Memoires Du Duc De Rovigo Pour Servir A L Histoire De L Empereu
Chapter 16
«S'il est vrai qu'une longue suspension d'armes entre la France et l'Angleterre pourrait paraître défavorable à S. M. B., il ne l'est pas moins qu'un armistice prolongé sur le continent est essentiellement désavantageux à la république française; de sorte qu'en même temps que l'armistice maritime serait, pour le gouvernement français, une garantie du zèle que mettrait l'Angleterre à concourir au rétablissement de la paix, l'armistice continental en serait une, pour le gouvernement britannique, de la sincérité des efforts de la France; et comme la position de l'Autriche ne lui permettrait plus alors de ne pas rechercher une prompte conclusion, les trois puissances auraient, dans leurs intérêts propres, des raisons déterminantes pour consentir, sans délai, aux sacrifices qui peuvent être réciproquement nécessaires pour opérer la prochaine conclusion d'une paix générale et solide, telle qu'elle est le voeu et l'espoir du monde entier.
«Londres, 17 fructidor an VIII.»
Ces raisonnemens étaient péremptoires, et le parti à prendre méritait réflexion. Si l'Angleterre ne consentait pas à un armistice spécial avec la France, celui que cette puissance avait conclu avec l'Autriche ne serait pas renouvelé. Le conseil aulique, n'ayant aucun moyen de soutenir la guerre, serait obligé de céder, et la paix se trouverait faite sans l'intervention de l'Angleterre.

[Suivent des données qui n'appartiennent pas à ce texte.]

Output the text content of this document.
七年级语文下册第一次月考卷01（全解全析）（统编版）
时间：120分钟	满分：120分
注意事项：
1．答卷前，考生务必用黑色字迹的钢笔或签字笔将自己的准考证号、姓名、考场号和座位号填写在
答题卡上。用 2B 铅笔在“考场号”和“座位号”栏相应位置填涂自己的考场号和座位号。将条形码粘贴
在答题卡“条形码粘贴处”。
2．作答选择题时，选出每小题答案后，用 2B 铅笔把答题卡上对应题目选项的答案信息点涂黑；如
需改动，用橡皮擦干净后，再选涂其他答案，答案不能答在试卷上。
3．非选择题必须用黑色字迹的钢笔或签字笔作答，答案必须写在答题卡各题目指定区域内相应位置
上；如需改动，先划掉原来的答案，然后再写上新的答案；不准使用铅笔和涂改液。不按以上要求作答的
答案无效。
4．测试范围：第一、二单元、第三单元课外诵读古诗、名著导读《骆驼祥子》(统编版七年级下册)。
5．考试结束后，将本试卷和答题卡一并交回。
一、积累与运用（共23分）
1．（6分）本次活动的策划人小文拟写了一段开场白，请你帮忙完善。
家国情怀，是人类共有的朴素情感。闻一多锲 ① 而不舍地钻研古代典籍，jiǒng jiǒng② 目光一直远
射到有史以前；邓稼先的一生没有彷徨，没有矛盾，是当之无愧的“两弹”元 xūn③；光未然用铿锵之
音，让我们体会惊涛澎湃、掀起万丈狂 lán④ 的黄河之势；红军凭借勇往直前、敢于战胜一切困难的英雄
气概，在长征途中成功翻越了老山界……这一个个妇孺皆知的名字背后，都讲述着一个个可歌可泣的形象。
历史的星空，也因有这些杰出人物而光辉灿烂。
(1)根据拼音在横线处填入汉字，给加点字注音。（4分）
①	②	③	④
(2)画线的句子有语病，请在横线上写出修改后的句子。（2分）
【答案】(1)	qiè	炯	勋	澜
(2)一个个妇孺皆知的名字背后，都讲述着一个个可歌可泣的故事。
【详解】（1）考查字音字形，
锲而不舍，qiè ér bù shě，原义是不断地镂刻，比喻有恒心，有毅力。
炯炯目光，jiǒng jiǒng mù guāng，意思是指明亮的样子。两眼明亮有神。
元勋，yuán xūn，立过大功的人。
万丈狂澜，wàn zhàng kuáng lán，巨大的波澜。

Le gouvernement britannique aperçut le danger; mais, soit qu'il ne le sentît pas assez fortement, soit qu'il jugeât suffisant d'avoir sauvé les apparences vis-à-vis la cour de Vienne, il se borna à présenter à la suite d'une note extrêmement diffuse et contournée, un contre-projet d'armistice qui ne laissait à la France aucun des avantages qu'elle devait attendre comme compensation de ceux que retirait l'Autriche de la suspension d'armes qu'elle lui avait accordée. C'était assez faire connaître le véritable esprit dont il était animé. Néanmoins le premier consul voulut épuiser tous les moyens de conciliation. Il présenta deux modes de traiter à l'Angleterre. Si elle voulait entrer en négociation commune avec l'Autriche, il demanda qu'elle accédât à l'armistice, attendu qu'il n'y avait que cette voie pour établir quelque similitude dans les rapports respectifs des puissances contractantes, et pour donner à chacun le désir et le besoin de finir.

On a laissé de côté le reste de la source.